The ambient hydration of the aluminophosphate JDF-2 to AlPO-53(A): insights from NMR crystallography

The aluminophosphate (AlPO) JDF-2 is prepared hydro­thermally with methyl­ammonium hydroxide (MAH⁺·HO⁻, MAH⁺ = CH₃NH₃⁺), giving rise to a microporous AEN-type framework with occluded MAH⁺ cations and extra-framework (Al-bound) HO⁻ anions. Despite the presence of these species within its pores, JDF-2 can hydrate upon exposure to atmospheric moisture to give AlPO-53(A), an isostructural material whose crystal structure contains one mol­ecule of H₂O per formula unit.
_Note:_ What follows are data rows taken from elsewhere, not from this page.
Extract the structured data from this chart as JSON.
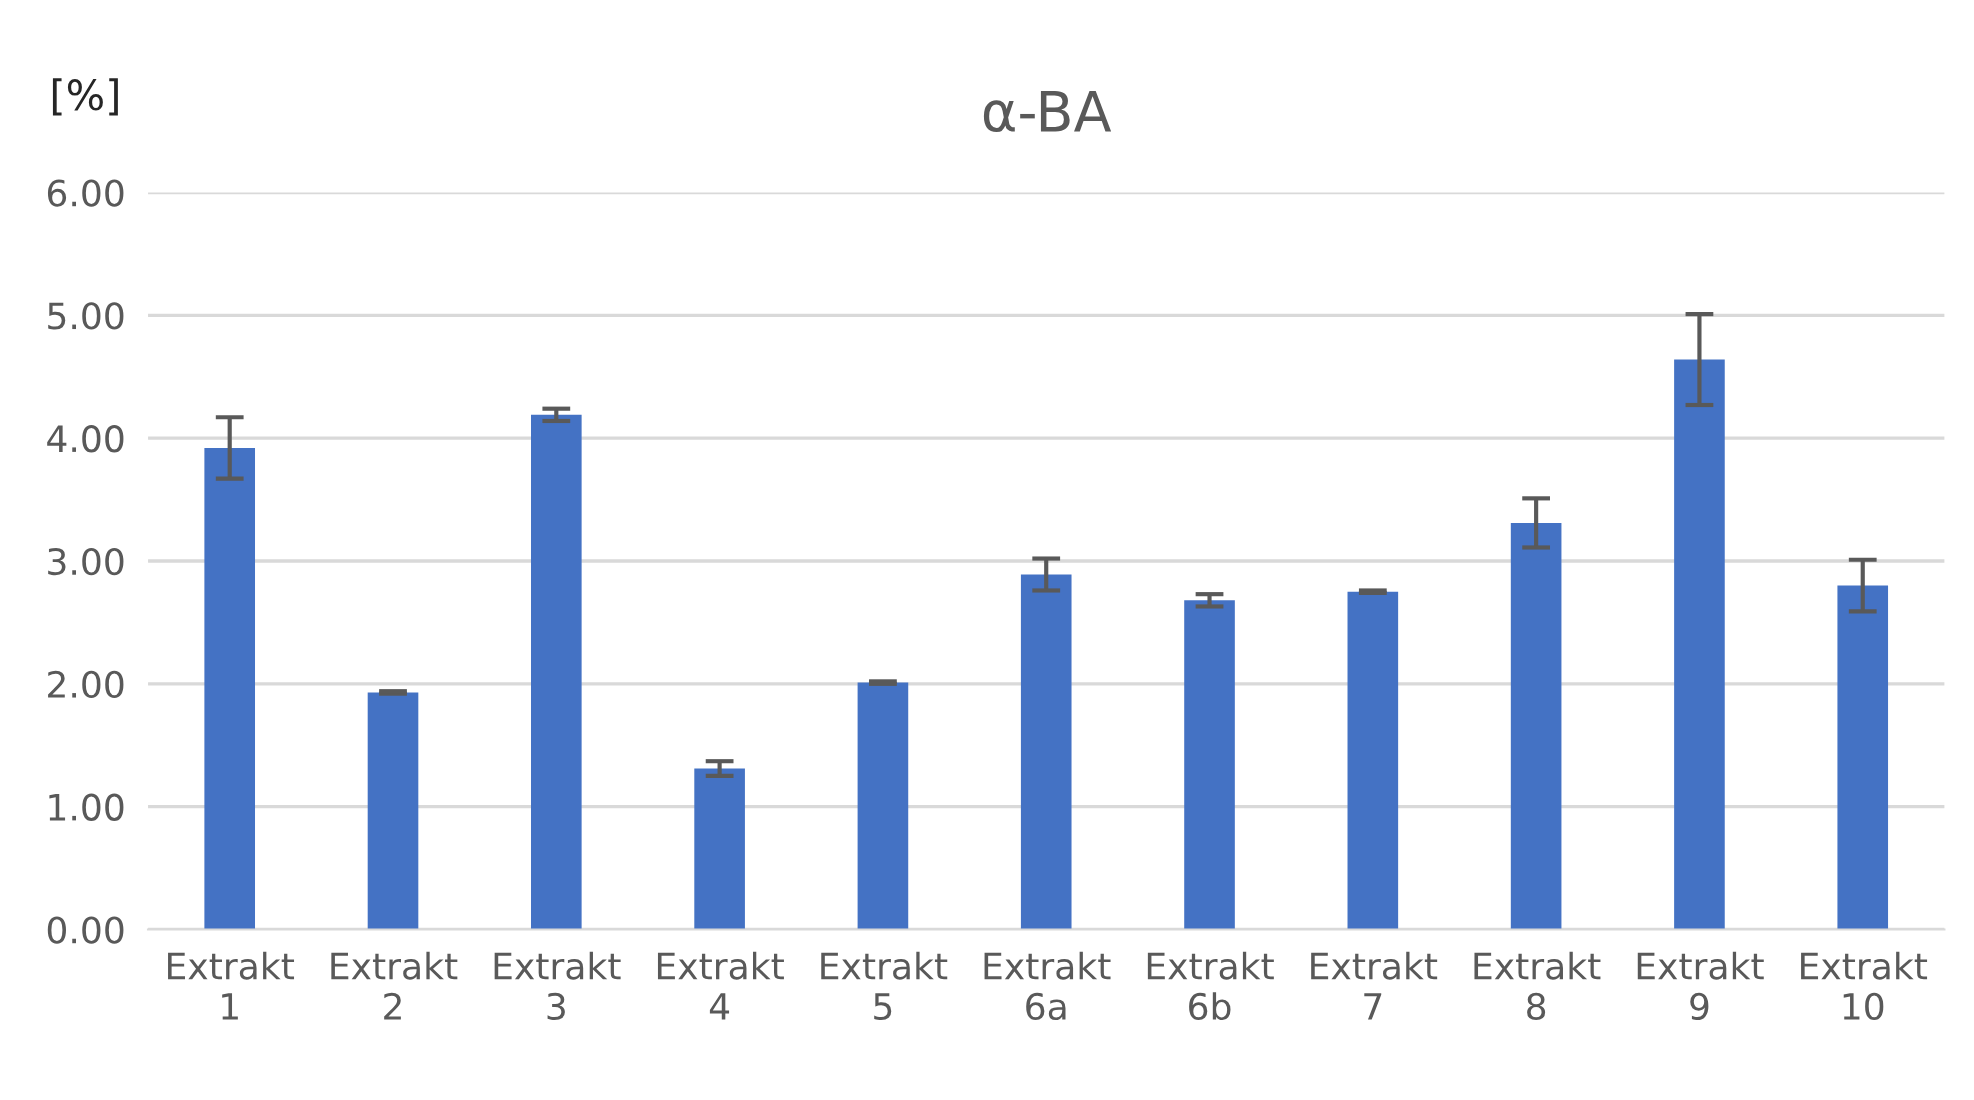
{
  "chart_data": {
    "type": "bar",
    "title": "α-BA",
    "ylabel": "[%]",
    "categories": [
      "Extrakt\n1",
      "Extrakt\n2",
      "Extrakt\n3",
      "Extrakt\n4",
      "Extrakt\n5",
      "Extrakt\n6a",
      "Extrakt\n6b",
      "Extrakt\n7",
      "Extrakt\n8",
      "Extrakt\n9",
      "Extrakt\n10"
    ],
    "values": [
      3.92,
      1.93,
      4.19,
      1.31,
      2.01,
      2.89,
      2.68,
      2.75,
      3.31,
      4.64,
      2.8
    ],
    "errors": [
      0.25,
      0.01,
      0.05,
      0.06,
      0.01,
      0.13,
      0.05,
      0.01,
      0.2,
      0.37,
      0.21
    ],
    "color": "#4472c4",
    "ylim": [
      0,
      6
    ],
    "yticks": [
      {
        "value": 0,
        "label": "0.00"
      },
      {
        "value": 1,
        "label": "1.00"
      },
      {
        "value": 2,
        "label": "2.00"
      },
      {
        "value": 3,
        "label": "3.00"
      },
      {
        "value": 4,
        "label": "4.00"
      },
      {
        "value": 5,
        "label": "5.00"
      },
      {
        "value": 6,
        "label": "6.00"
      }
    ],
    "grid": "y",
    "legend": false
  }
}
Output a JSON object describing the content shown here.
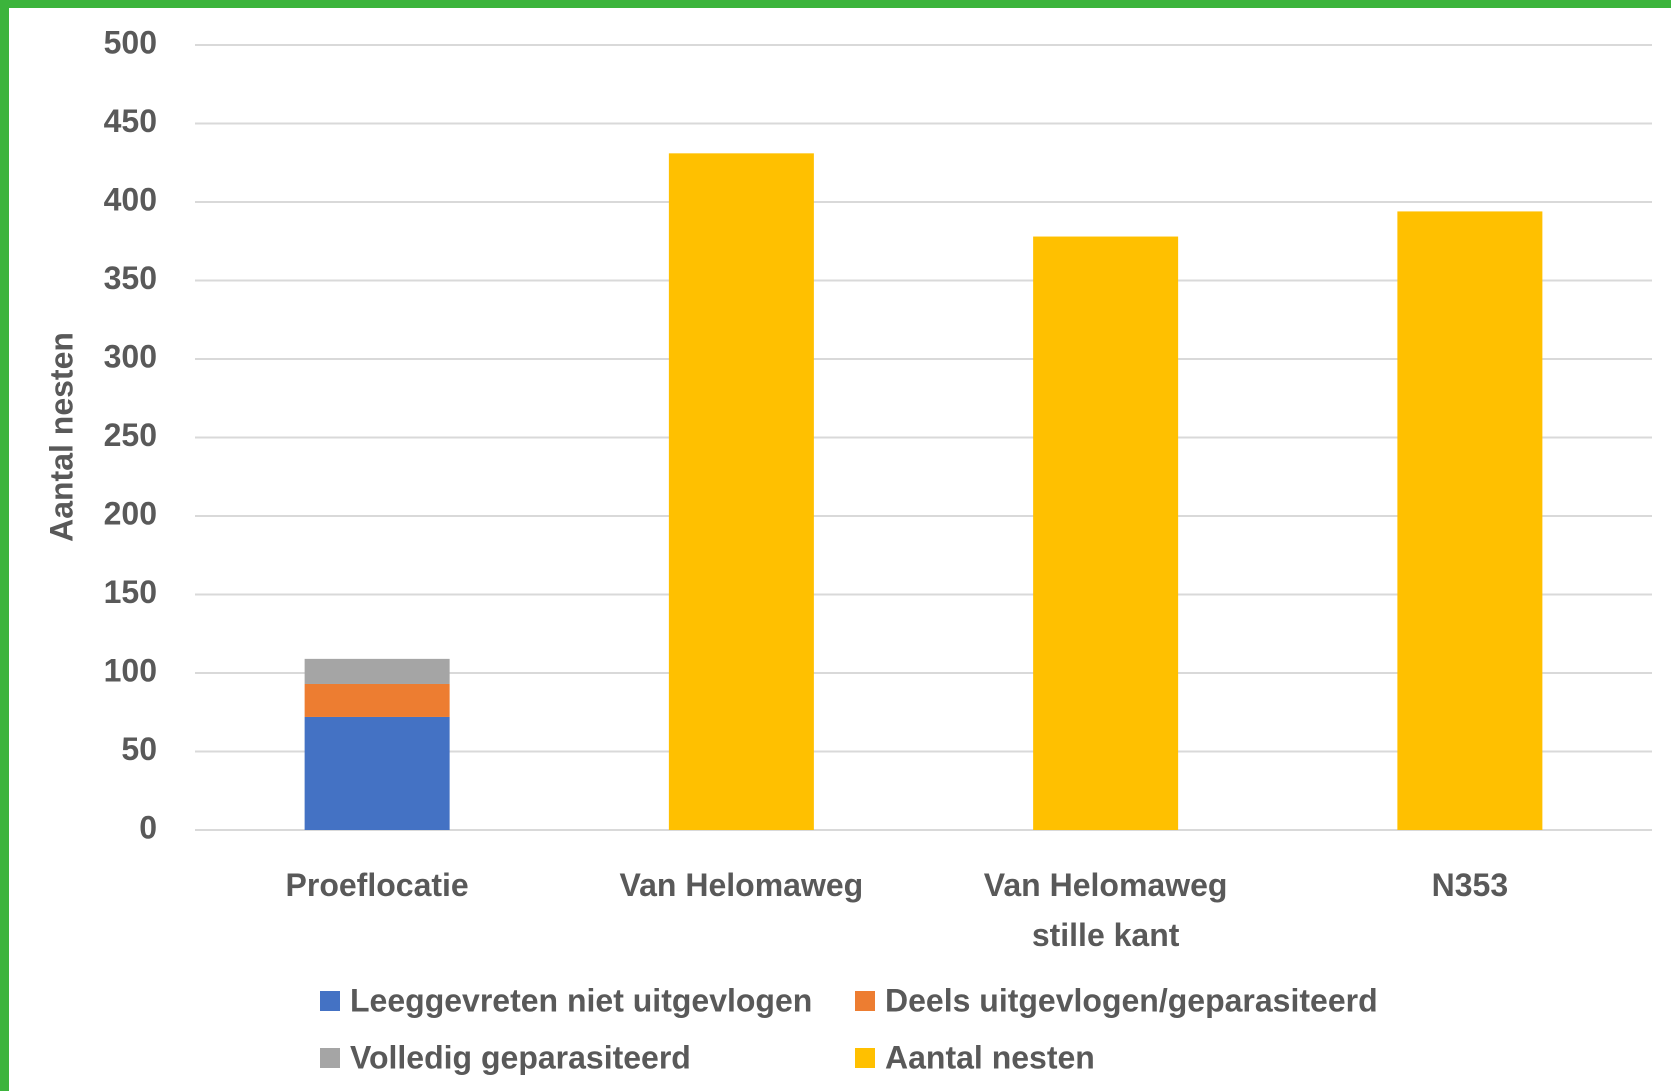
{
  "chart_data": {
    "type": "stacked_bar",
    "y_label": "Aantal nesten",
    "categories": [
      "Proeflocatie",
      "Van Helomaweg",
      "Van Helomaweg stille kant",
      "N353"
    ],
    "series": [
      {
        "name": "Leeggevreten niet uitgevlogen",
        "color": "#4472c4",
        "values": [
          72,
          null,
          null,
          null
        ]
      },
      {
        "name": "Deels uitgevlogen/geparasiteerd",
        "color": "#ed7d31",
        "values": [
          21,
          null,
          null,
          null
        ]
      },
      {
        "name": "Volledig geparasiteerd",
        "color": "#a5a5a5",
        "values": [
          16,
          null,
          null,
          null
        ]
      },
      {
        "name": "Aantal nesten",
        "color": "#ffc000",
        "values": [
          null,
          431,
          378,
          394
        ]
      }
    ],
    "ylim": [
      0,
      500
    ],
    "yticks": [
      0,
      50,
      100,
      150,
      200,
      250,
      300,
      350,
      400,
      450,
      500
    ],
    "grid": true,
    "legend": "bottom"
  }
}
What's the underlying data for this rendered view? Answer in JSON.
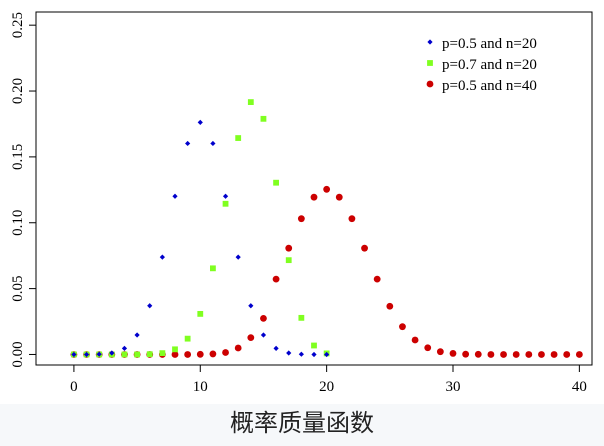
{
  "chart_data": {
    "type": "scatter",
    "xlim": [
      -3,
      41
    ],
    "ylim": [
      -0.008,
      0.26
    ],
    "x_ticks": [
      0,
      10,
      20,
      30,
      40
    ],
    "y_ticks": [
      0.0,
      0.05,
      0.1,
      0.15,
      0.2,
      0.25
    ],
    "y_tick_labels": [
      "0.00",
      "0.05",
      "0.10",
      "0.15",
      "0.20",
      "0.25"
    ],
    "grid": false,
    "legend_position": "top-right",
    "series": [
      {
        "name": "p=0.5 and n=20",
        "color": "#0000cc",
        "marker": "diamond",
        "x": [
          0,
          1,
          2,
          3,
          4,
          5,
          6,
          7,
          8,
          9,
          10,
          11,
          12,
          13,
          14,
          15,
          16,
          17,
          18,
          19,
          20
        ],
        "values": [
          0.0,
          0.0,
          0.0002,
          0.0011,
          0.0046,
          0.0148,
          0.037,
          0.0739,
          0.1201,
          0.1602,
          0.1762,
          0.1602,
          0.1201,
          0.0739,
          0.037,
          0.0148,
          0.0046,
          0.0011,
          0.0002,
          0.0,
          0.0
        ]
      },
      {
        "name": "p=0.7 and n=20",
        "color": "#80ff20",
        "marker": "square",
        "x": [
          0,
          1,
          2,
          3,
          4,
          5,
          6,
          7,
          8,
          9,
          10,
          11,
          12,
          13,
          14,
          15,
          16,
          17,
          18,
          19,
          20
        ],
        "values": [
          0.0,
          0.0,
          0.0,
          0.0,
          0.0,
          0.0,
          0.0002,
          0.001,
          0.0039,
          0.012,
          0.0308,
          0.0654,
          0.1144,
          0.1643,
          0.1916,
          0.1789,
          0.1304,
          0.0716,
          0.0278,
          0.0068,
          0.0008
        ]
      },
      {
        "name": "p=0.5 and n=40",
        "color": "#cc0000",
        "marker": "circle",
        "x": [
          0,
          1,
          2,
          3,
          4,
          5,
          6,
          7,
          8,
          9,
          10,
          11,
          12,
          13,
          14,
          15,
          16,
          17,
          18,
          19,
          20,
          21,
          22,
          23,
          24,
          25,
          26,
          27,
          28,
          29,
          30,
          31,
          32,
          33,
          34,
          35,
          36,
          37,
          38,
          39,
          40
        ],
        "values": [
          0,
          0,
          0,
          0,
          0,
          0,
          0,
          0,
          0,
          0,
          0.0001,
          0.0004,
          0.0015,
          0.0049,
          0.0128,
          0.0274,
          0.0572,
          0.0807,
          0.1031,
          0.1194,
          0.1254,
          0.1194,
          0.1031,
          0.0807,
          0.0572,
          0.0366,
          0.0211,
          0.011,
          0.0051,
          0.0021,
          0.0008,
          0.0002,
          0.0001,
          0,
          0,
          0,
          0,
          0,
          0,
          0,
          0
        ]
      }
    ]
  },
  "caption": "概率质量函数"
}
This hydration can be reversed by mild heating (such as the frictional heating from magic angle spinning). Previous work has shown good agreement between the NMR parameters obtained experimentally and those calculated from the (optimized) crystal structure of JDF-2. However, several discrepancies are apparent between the experimental NMR parameters for AlPO-53(A) and those calculated from the (optimized) crystal structure (e.g. four ¹³C resonances are observed, rather than the expected two). The unexpected resonances appear and disappear reversibly with the respective addition and removal of H₂O, so clearly arise from AlPO-53(A). We investigate the ambient hydration of JDF-2 using qu­anti­tative ³¹P MAS NMR to follow the transformation over the course of ∼3 months. The structures of JDF-2 and AlPO-53(A) are also investigated using a combination of multinuclear solid-state NMR spectroscopy to characterize the samples, and first-principles density functional theory (DFT) calculations to evaluate a range of possible structural models in terms of calculated NMR parameters and energetics. The published structure of JDF-2 is shown to be a good representation of the dehydrated material, but modification of the published structure of AlPO-53(A) is required to provide calculated NMR parameters that are in better agreement with experiment. This modification includes reorientation of all the MAH⁺ cations and partial occupancy of the H₂O sites.